Boy crush
I couldn't stop staring at the boy across from me. Everything about him was entrancing, and he sure as hell had his spell on me. I was hypnotized by his every move, from lifting the pencil to eyebrows furrowing in confusion.
A cute little face scrunch he did when he laughed, made my inners melt. Bet if you looked into my eyes there'd be little hearts inside. The assignment i was given was long forgotten, my head to filled with him to worrying about dumb old math.
Resting my face into the palm of my hand, i cliched did the sigh while my poor heart fluttered with butterflies. I probably looked liked a Love sick idiot on the outside just staring at this boy who doesn't know who i am. Nor does does he know me. Hell, i probably seem like a creep staring at him. I don't mean to come off as that but this particular human being has been plaguing my head ever since i laid eyes on him.
Problem is, im a dude.
Nothing wrong with that- but just.. I don't know why im.. Liking another dude?? I never thought I'd be one to feel feelings of the opposite sex is all.
Besides, who knows if he even swings that way? I sure as hell don't, all i know is that I've been low-key crushing on him from day one. Kinda cliche really but hey im a sucker at heart for them.
I have to stop staring at him. He probably sees me in his peripheral vision and is wondering why the fuck im boring my eyes at him. Mentally stripping my face away from that direction, i feel a hot blush on my cheeks.
Fuck it sOoOooOo muUuUuch (if you unserstand this ref i love u) whY mUst feElinGs eXisT- my heart is a puddle of giggles my chest is all fluttered with butterflies. I can't think straight (literally) what is this boy doing to me?..

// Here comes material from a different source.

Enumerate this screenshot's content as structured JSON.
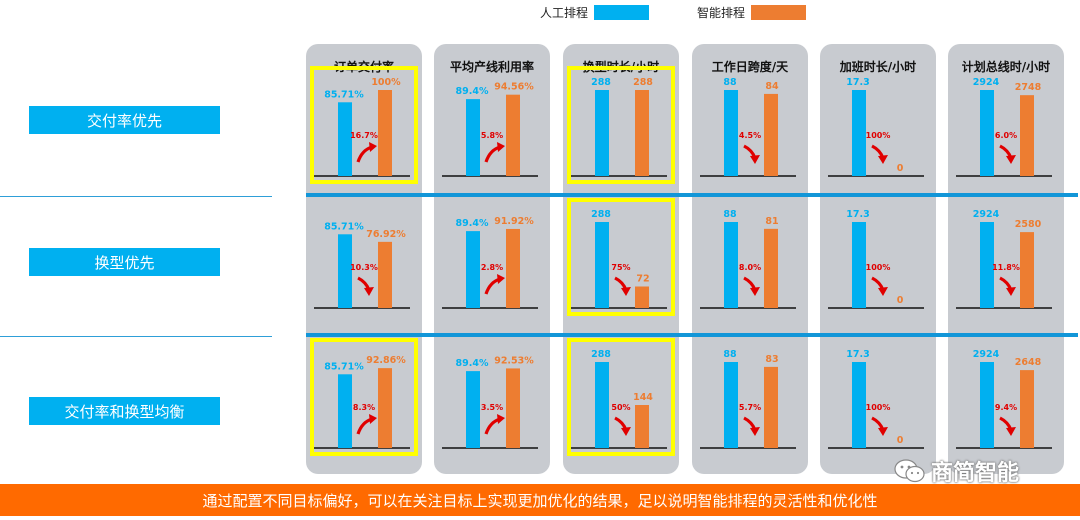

I glance back at him, to see if he maybe saw me being weird. Don't know why i thought that was a good idea because he was the one staring right back at me.
Time stops.
My face is on fire.
An urge to pee comes on, probably because I've been holding it in since 2nd period.
He smiles at me.
I fucking die.
That small smile was Jesus himself. Perfect teeth, a soft jaw, little dimples on his cheeks. Striking violet eyes that held a world of mystery. So beautiful..
My heart was a drum at this point, my face was like lava hot and i was a mess. Is there a word for this strange phenomenon?? Something i can label to make sure these side effects of him flashing me that dashing smile isn't just a sickness? I want to throw up, but at the same time scream in utter joy.
He looks back at the paper infront of him, then right back at me.
He writes something down and then holds it up away from the teacher.
It read; "like what you see?"
He watched me practically die right infront of him. I think i even wetted myself a little to be honest.
I quickly tore a paper from my binder and scribble a answer down. I hold it up for him to see.
"Possibly.."
I couldn't tell if he could read my shaky writing, but another small grin curled onto his features as he wrote a response back.
"Explains the staring then ;)"
DID THIS DUDE REALLY PUT A WINKY FACE-
"Sorry. Hope i didn't weird ya out I'll stop"
"Tbh it was kinda creepy. But i understand, im hot i know"
"Oh wow"
"See me after class."
"Ok"
Oh shit..
He wants to actually talk to me..
I don't care if this is all a cliche. It's so worth it. I got a boy crush.